El día que un cliente opta por trabajar con nosotros, pareciera que inicia una especie de relación amorosa. Digo relación porque se pasan por todas las etapas, mismas que las de un par de enamorados. Un mundo color de rosa, una comunicación cada día más profunda, etc. ¡Va! Pareciera que a los que nos dedicamos a este mundo del marketing y publicidad, nos diera por presentar con mucho orgullo frente a los amigos (colegas) a nuestra pareja, a ese ser que nos voltea de cabeza, que cada vez que le vemos, una sensación de mariposas empieza a aparecer en el estómago. En fin, es todo un orgullo el presumir aquel cliente, aquella cuenta que muchos desean pero que pocos tienen la fortuna de trabajar para ella. Pero, ¿qué pasa cuándo ese enamoramiento desaparece? Cuando esa frase del “nunca te dejare” se convierte en un mero recuerdo de lo que fue aquel principio. Sí, es doloroso, sentimos que el mundo se nos viene encima; que nada ni nadie puede apagar ese fuego que quema cada parte de nuestro ser. Culpa y demás pensamientos se nos vienen a la cabeza el día que ese teléfono suena y con ello un mensaje que muy pocos quieren escuchar y que por supuesto, muy pocos quieren aceptar: Nos vamos señor Ramirez. La junta directiva ha decidido cesar toda actividad con usted y su equipo. Como dije con anterioridad, es difícil esa experiencia, más no imposible de superarla. Por eso a continuación, te comparto algunos consejos que puedan ser de mucha ayuda para cuando comiences esa travesía. Porque sí, de que la vas a pasar, la vas a pasar.
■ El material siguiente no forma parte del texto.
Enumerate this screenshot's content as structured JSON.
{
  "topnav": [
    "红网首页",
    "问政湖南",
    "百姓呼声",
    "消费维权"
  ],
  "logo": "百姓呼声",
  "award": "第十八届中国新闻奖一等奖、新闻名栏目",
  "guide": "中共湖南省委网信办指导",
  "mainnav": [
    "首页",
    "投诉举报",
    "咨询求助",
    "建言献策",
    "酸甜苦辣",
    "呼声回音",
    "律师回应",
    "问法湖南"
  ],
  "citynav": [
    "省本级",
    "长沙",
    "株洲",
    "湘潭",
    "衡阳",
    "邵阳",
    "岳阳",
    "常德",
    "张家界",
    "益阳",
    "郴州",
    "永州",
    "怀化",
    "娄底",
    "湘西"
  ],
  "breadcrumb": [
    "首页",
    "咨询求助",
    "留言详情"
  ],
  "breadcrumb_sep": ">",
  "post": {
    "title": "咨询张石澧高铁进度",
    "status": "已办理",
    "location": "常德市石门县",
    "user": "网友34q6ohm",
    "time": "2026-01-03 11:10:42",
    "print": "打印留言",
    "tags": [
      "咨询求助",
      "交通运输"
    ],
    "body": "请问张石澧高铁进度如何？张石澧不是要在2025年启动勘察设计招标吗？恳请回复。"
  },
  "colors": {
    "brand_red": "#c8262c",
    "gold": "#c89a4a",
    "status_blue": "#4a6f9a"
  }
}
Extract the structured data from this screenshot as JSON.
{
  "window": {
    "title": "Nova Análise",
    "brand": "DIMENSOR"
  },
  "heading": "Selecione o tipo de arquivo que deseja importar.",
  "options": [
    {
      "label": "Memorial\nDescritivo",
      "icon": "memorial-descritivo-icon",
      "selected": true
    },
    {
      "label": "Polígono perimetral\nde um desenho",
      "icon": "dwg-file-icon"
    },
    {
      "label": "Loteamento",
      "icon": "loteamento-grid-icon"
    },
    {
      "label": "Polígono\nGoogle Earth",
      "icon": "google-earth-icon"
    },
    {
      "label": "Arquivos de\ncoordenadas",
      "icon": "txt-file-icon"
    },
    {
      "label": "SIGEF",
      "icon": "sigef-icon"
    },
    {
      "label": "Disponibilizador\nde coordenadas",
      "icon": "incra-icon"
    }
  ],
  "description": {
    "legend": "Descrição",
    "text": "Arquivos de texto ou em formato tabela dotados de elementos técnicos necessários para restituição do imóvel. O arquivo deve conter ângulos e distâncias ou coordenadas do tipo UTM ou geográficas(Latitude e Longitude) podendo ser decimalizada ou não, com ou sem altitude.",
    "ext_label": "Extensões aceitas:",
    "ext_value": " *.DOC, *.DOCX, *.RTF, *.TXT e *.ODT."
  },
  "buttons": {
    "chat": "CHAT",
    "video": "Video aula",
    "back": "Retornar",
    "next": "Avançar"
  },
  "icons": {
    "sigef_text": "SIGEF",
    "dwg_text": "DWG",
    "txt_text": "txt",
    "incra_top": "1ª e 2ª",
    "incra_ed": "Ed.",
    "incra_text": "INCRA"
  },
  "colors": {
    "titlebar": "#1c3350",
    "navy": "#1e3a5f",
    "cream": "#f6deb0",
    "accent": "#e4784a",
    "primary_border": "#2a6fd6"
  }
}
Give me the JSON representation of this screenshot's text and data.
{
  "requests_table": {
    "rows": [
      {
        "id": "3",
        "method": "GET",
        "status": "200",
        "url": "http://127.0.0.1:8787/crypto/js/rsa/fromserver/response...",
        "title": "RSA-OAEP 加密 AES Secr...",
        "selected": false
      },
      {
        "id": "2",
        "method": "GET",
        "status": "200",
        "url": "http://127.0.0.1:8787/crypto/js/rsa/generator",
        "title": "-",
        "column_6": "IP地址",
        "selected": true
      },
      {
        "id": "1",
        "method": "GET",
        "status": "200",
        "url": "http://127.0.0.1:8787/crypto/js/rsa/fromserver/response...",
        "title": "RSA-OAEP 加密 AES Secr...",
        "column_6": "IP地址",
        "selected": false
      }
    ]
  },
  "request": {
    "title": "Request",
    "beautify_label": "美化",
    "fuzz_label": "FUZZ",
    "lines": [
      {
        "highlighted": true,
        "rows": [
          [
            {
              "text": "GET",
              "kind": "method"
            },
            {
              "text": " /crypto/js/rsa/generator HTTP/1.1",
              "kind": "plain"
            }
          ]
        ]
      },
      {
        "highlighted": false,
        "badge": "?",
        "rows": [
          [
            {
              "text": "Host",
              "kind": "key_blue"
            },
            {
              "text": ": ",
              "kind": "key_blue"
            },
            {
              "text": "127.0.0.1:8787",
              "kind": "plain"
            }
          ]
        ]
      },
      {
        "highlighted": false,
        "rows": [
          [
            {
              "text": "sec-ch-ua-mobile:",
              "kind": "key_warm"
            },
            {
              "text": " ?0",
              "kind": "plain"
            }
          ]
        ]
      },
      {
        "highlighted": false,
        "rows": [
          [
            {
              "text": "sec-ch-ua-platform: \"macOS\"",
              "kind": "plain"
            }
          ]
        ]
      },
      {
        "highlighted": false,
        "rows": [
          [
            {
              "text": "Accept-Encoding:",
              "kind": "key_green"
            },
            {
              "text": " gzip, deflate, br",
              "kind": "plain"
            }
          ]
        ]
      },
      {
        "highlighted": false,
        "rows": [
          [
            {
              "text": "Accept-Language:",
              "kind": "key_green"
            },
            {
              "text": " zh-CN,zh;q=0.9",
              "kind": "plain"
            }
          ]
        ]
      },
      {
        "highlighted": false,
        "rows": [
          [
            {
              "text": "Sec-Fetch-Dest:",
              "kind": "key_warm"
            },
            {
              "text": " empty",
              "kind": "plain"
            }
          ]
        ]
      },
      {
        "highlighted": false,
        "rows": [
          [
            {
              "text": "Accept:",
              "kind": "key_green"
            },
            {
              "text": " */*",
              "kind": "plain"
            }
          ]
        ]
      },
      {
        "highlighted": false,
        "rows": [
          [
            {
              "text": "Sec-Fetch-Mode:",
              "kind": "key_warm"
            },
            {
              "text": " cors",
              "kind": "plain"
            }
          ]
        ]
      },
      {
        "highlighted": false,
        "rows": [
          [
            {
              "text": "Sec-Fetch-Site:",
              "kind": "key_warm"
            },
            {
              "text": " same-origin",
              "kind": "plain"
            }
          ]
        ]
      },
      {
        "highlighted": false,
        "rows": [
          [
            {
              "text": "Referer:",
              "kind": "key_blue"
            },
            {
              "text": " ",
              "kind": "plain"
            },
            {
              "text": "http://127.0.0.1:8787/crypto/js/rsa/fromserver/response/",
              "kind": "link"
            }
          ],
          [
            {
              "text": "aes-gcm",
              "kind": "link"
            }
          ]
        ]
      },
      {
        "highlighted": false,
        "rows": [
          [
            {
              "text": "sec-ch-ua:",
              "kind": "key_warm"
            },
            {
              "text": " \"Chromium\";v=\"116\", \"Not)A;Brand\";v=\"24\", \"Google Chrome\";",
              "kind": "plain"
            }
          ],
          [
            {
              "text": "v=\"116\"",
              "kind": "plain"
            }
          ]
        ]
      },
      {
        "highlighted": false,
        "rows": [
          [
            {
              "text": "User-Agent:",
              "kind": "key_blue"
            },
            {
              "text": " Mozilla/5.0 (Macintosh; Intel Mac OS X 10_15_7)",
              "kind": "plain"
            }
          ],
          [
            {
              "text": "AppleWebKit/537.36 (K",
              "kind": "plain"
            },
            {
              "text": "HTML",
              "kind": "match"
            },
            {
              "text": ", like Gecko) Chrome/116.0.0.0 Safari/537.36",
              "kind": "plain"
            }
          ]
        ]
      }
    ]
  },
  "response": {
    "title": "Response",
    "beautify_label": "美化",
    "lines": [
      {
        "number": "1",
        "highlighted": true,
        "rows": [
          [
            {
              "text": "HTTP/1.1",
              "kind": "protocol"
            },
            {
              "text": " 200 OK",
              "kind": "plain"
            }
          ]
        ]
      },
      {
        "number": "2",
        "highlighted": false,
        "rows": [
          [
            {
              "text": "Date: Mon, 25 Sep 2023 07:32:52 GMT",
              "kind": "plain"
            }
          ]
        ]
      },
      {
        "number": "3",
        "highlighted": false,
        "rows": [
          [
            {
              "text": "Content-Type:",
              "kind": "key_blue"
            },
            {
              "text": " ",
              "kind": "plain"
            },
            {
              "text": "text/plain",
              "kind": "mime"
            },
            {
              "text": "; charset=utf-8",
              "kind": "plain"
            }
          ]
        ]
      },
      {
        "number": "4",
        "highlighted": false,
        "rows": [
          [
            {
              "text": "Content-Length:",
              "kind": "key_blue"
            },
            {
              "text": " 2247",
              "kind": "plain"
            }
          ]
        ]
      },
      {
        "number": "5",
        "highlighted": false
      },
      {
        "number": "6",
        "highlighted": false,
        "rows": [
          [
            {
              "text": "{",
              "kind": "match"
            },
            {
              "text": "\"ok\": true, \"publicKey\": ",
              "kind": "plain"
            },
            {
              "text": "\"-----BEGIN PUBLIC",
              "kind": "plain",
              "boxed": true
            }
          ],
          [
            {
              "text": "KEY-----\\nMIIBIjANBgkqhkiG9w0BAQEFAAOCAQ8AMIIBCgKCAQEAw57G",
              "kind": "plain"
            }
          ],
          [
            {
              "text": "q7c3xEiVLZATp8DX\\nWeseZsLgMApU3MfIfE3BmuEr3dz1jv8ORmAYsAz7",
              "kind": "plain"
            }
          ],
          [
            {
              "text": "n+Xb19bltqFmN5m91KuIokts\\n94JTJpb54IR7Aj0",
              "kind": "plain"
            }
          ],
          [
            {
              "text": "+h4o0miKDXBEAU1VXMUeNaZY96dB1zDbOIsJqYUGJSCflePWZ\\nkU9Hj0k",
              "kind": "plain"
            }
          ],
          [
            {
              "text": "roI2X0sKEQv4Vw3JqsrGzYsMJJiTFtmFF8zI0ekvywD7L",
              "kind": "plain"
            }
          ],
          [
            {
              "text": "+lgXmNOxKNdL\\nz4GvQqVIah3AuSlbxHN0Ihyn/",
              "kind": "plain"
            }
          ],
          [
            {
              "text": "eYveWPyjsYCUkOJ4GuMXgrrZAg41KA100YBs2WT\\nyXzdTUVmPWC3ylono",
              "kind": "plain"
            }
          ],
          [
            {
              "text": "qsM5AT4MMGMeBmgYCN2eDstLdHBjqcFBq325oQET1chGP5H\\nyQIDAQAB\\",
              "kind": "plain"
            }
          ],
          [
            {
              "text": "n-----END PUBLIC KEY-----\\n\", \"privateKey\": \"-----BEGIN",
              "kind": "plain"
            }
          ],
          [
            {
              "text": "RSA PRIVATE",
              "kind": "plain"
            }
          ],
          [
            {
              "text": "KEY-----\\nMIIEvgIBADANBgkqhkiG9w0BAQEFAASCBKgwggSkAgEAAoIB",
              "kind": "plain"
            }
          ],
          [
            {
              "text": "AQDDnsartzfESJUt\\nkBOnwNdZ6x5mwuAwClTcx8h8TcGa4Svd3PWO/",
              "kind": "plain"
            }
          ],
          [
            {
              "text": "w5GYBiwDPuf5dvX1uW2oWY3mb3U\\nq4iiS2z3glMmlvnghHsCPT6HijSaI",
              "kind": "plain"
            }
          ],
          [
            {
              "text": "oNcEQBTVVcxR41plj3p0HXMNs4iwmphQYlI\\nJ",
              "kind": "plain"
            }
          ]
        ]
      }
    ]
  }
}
  • La aceptación: Suena seco y desgarrador, pero desde el momento en que comiences una relación con x o y cliente, debes pensar como será aquel día en la cual ese mismo cliente opte por irse. Como todo en la vida, nada es para siempre. Y si hablamos de este mundo de la publicidad y mercadotecnia, pues… tú ya sabes.
  • No cometas un suicidio profesional: Parece ser que cuando un cliente se va, en automático empezamos a cargarnos con culpas y demás sentimientos que en algunas ocasiones puede llevar a un suicidio profesional. El que una marca decida irse, no quiere decir que nuestro trabajo sea una basura. Debe ser el optimismo y las ganas por seguir en el camino, lo que te mantengan vivo.
  • Al final tómalo como una exquisita experiencia: ¡Juro que no estoy loco! Esta etapa para nada debe ser un momento triste. Tómalo como una gran enseñanza, un aprendizaje que ni todos tus logros podrán llegarle a los talones .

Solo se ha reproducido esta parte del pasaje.